All of Kumu’s four elder sisters had been invited to attend Kumu’s wedding, but the rumour that the Ghoshals were not high class Brahmins had reached them. So, their families would not let them attend the wedding. The third sister had fought with her husband and reached Kolkata the day after the wedding, but Nabagopal had told her that their prestige would go down if she went to the groom’s house. The events of the wedding night were still fresh in his mind.
So he sent only a few young girls who were distantly related to the family, with an old maidservant, to represent them at the reception.
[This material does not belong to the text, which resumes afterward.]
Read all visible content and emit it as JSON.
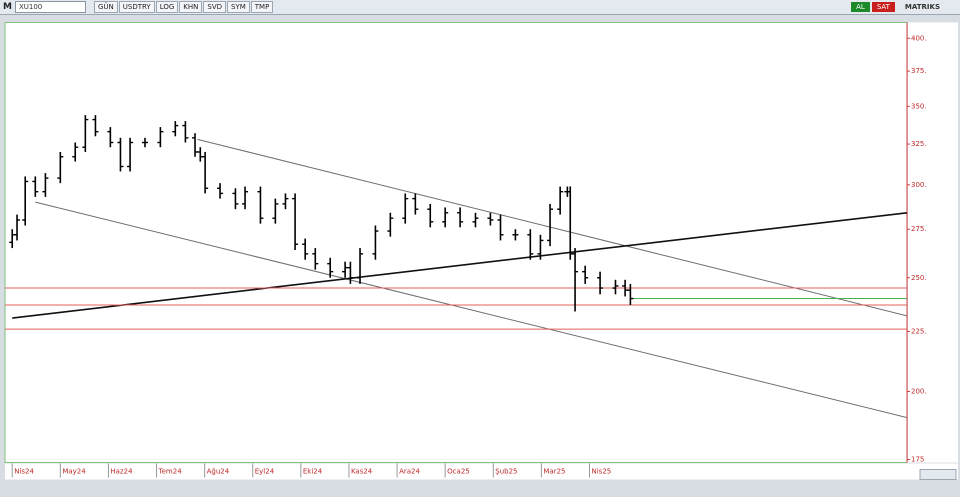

Kumu understood that there was no truce as yet; and that perhaps there never would be any.
She was all dressed up for the occasion. The pleasantries and repartee were over. It was time to start feeding the invited guests. Madhusudan had already warned that he had a lot of work the next day and that the feast would have to end early enough. At the stroke of nine, the gong rang loudly. Not a minute more; no one had the courage to exceed the time set by him. The party broke up. Kumu’s heart trembled like a dove’s at the shadow of an eagle. Her hands were in a cold sweat and her face went pale. She came out of her room and held the hand of Motir-ma, pleading with her to take her away somewhere else. ‘Let me be by myself for ten minutes.’ Motir-ma took her to her own bedroom and shut the door. She stood outside with tears in her eyes, bemoaning the fate of the bride.